The frequencies of CTP (Grade B, C), NYHA (class III/IV) classification, AF and AVB were higher in the death group and sinus rhythm was observed to be more in the patients of survival group. The QRS duration, LVESD and LVEDD were higher in the https://ecosoberhouse.com/ death group and LVEF was observed to be lower in the patients of death group than those in the survival group. In this respect, a higher prevalence of excessive alcohol consumption has been reported among individuals diagnosed with DCM than in the general population8. Since those initial descriptions, reports on several isolated cases or in small series of patients with HF due to DCM and high alcohol intake have been published15-17. Some of these papers have also described the recovery of LVEF in many subjects after a period of alcohol withdrawal15-17.

  • Another nutritional factor classically involved in the pathophysiology of AC was cobalt excess.
  • Timely visit to the medical facility and with proper management, morbidity and mortality of patients with ACM in tribal population would be reduced.
  • Despite these features, the structural changes do not seem to be specific, furthermore, they are not qualitatively different from those found in idiopathic DCM and they do not allow us to differentiate between the two conditions44.
  • In addition, because the present study was a retrospective analysis, we did not collect precise information on medication use and alcohol abstinence in the patients with ACM.

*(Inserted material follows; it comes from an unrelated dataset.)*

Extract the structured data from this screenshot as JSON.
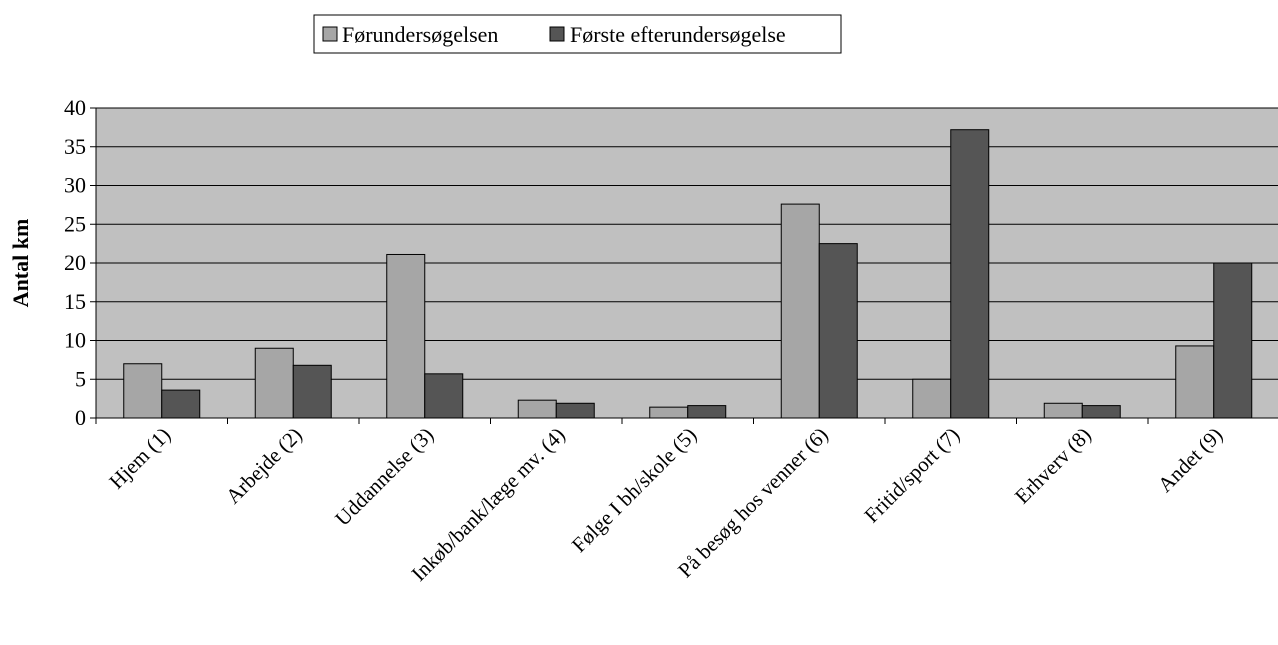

Subjects with a shorter period of alcohol abuse, from 5 to 10 years, had a significant increase in left ventricular diameter and volume compared to the control group. DCM, dilated cardiomyopathy; HF, heart failure; HFrEF, heart failure with reduced ejection fraction; HTx, heart transplant; LVEDD, left ventricular end-diastolic diameter; LVEF, left ventricular ejection fraction; SD, standard deviation. We performed genetic correlation analyses via the Linkage Disequilibrium Score and High-Definition Likelihood approaches for type 2 diabetes (T2D) and its complications. The data concerning the expression of ferroptosis-related genes (FRGs) were obtained from the meta-analysis of studies on gene expression and protein abundance.

  • (B) Kaplan-Meier plots displaying the estimated survival probability in groups categorised according to LVEF.
  • Normally distributed variables were presented as the means and SD, whereas non-normally distributed variables were expressed as the medians and IQRs.
  • All 299 patients underwent a routine evaluation including a physical examination, 12-lead electrocardiography, 2-dimensional echocardiography, and a complete biochemical evaluation.